Einbeck (red). Mit Befremden verfolgt die Einbecker SPD die Bestrebungen einiger Persönlichkeiten in Einbeck, die barrierefrei Nutzung des Alten Rathauses auf dem Marktplatz zu verhindern. Auch bei anderen Themen wie beispielsweise jüngst den erforderlichen Arbeiten am sogenannten Verlobungsweg wird dabei in erschreckender Weise die professionelle Expertise der für diese Aufgaben beschäftigten Expertinnen und Experten in Frage gestellt.

Für die Sozialdemokratische Partei in der Bier- und Fachwerkstadt betonen Ortsvereinsvorsitzender Marcus Seidel und der stellvertretende Vorsitzende Peter Traupe deshalb, dass sie hinter den vorgestellten Plänen für das Alte Rathaus und damit dem Vorhaben der rot-schwarzen Mehrheitsgruppe im Stadtrat stehen. Es handelt sich dabei um ein der Öffentlichkeit zugängliches Gebäude, schon daraus ergibt sich die Pflicht der barrierefreien Zuwegung.

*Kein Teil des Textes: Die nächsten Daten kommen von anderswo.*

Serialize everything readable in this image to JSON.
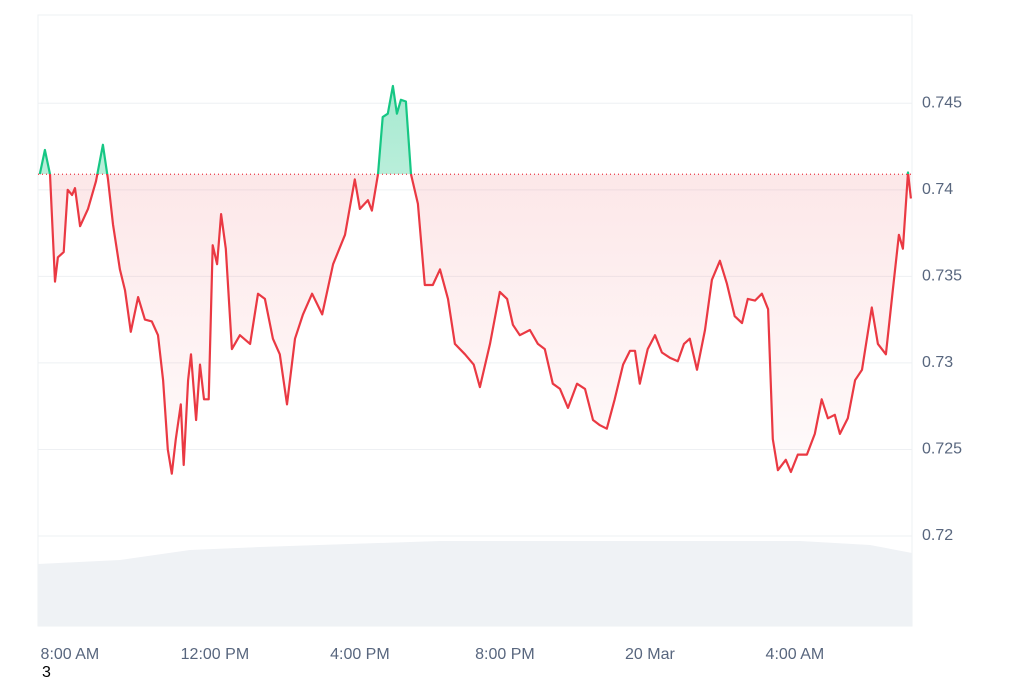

Auch das Thema öffentliche barrierefreie WC-Anlage in der Kernstadt ist nun lange genug diskutiert, ohne dass es bisher zu einer Lösung gekommen ist. Der vorliegende Vorschlag für das Alte Rathaus sieht eine entsprechende Anlage nun vor. Nicht zielführend ist dagegen der Vorschlag mit der WC-Anlage in der Sparkassen-Passage. Diese soll mit einem sogenannten Euro-Schlüssel zu öffnen sein.
Dieser spezielle Türöffner ermöglicht den Zugang aber lediglich einem eingeschränkten Personenkreis, der auf besondere Einrichtungen und Ausgestaltung angewiesen ist. Die Berechtigung zum Erwerb solch eines Schlüssels erlangen betroffene Personen nur mit speziellen Merkzeichen im Schwerbehindertenausweis. Hiervon sind viele Menschen ausgeschlossen, insbesondere ältere Mitbürgerinnen und Mitbürger ohne Grad der Behinderung, die aber trotzdem in der Mobilität beeinträchtigt sind. Seidel und Traupe empfehlen deshalb den Befürwortern solch untauglicher Vorschläge zunächst einmal, sich mit dem Behindertenrecht und der Lebenssituation älterer Menschen vertraut zu machen.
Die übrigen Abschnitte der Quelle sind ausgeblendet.